Thank you all so much for your honest comments. I spent most of the weekend reading through every single comment carefully and can only express my extreme horror that I have managed to offend so many people in so many different ways with my own personal ramblings and sweeping generalizations.

What is blazingly clear to me is that I am completely out of touch with the community in general on this issue. That does not surprise me as the Stay at home dad does not belong to a community.

The general consensus is that I am judgmental and self-righteous, criticizing others for their choices to make myself feel better. Looking back on the article I have to agree with you all but that was never my intention.
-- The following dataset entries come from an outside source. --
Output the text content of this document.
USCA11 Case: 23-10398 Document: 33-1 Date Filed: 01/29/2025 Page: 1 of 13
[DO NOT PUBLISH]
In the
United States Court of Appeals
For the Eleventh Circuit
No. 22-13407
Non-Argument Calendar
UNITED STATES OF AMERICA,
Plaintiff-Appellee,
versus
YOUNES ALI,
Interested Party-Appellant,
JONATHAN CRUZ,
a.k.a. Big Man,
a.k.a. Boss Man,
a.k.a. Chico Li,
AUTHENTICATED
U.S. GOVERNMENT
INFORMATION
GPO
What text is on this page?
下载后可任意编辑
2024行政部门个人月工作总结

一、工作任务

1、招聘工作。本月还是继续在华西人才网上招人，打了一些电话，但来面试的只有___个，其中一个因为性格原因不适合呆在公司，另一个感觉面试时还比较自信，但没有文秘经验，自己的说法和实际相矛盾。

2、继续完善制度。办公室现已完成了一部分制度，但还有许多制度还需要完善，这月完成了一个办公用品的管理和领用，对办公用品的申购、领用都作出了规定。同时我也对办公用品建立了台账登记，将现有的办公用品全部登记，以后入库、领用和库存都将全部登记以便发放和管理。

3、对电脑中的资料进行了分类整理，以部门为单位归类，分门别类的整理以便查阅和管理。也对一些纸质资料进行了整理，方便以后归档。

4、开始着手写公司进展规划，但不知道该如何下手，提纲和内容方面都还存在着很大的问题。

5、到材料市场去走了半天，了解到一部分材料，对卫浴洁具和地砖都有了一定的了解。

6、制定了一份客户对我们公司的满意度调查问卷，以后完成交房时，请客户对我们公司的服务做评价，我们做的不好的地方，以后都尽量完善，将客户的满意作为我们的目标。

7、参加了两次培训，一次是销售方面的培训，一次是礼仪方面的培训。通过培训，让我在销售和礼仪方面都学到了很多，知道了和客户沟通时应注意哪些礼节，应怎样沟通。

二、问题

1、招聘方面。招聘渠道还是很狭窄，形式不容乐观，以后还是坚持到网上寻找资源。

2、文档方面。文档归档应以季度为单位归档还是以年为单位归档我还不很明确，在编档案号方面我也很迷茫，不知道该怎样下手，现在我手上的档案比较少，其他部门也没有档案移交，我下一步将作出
I wrote that post in my blog (you know, that place where you are allowed to spout all your hopes dreams and frustrations no matter how ridiculous) after a particularly degrading day as a Stay at home dad. I had been told that I was lazy, that I should get a job and put our two year old child in care so that she would be better off and we could buy a house.

In addition I was completely ignored by two ladies at the playground while our children were playing together. They spoke to each other just not to me. This is not the first time.

So I come home feeling incredibly fired up with no one to talk to and try to justify my own existence as a Stay home dad by having a rant on my site about feeling judged and ignored by the community at large.

It is ironic that I ended up judging and hurting everyone else instead. How sad and how sorry I am especially to those poor struggling Mums and Dads who don’t have any choice and already feel guilty about their child care decisions.

For the record I don’t claim to be an expert on children or anything for that matter and despite how I have come across I most certainly don’t want to judge anyone’s choices. Every caring parent does the best that they can for their individual circumstances.

My blog is where I rant on about my own opinions and experiences as a stay home dad. They may not be right or politically correct but they are mine. Isn’t that what blogs are for?

What I really need is help.

Women have a wonderful support network with sites like this and other mothering websites along with regular play groups where they all get together and discuss their issues. There is nothing like that for the Stay at home dad.

I started to blog my experiences so that other Stay at home dads might also have somewhere to go to share their experiences. It seems we are all in hiding.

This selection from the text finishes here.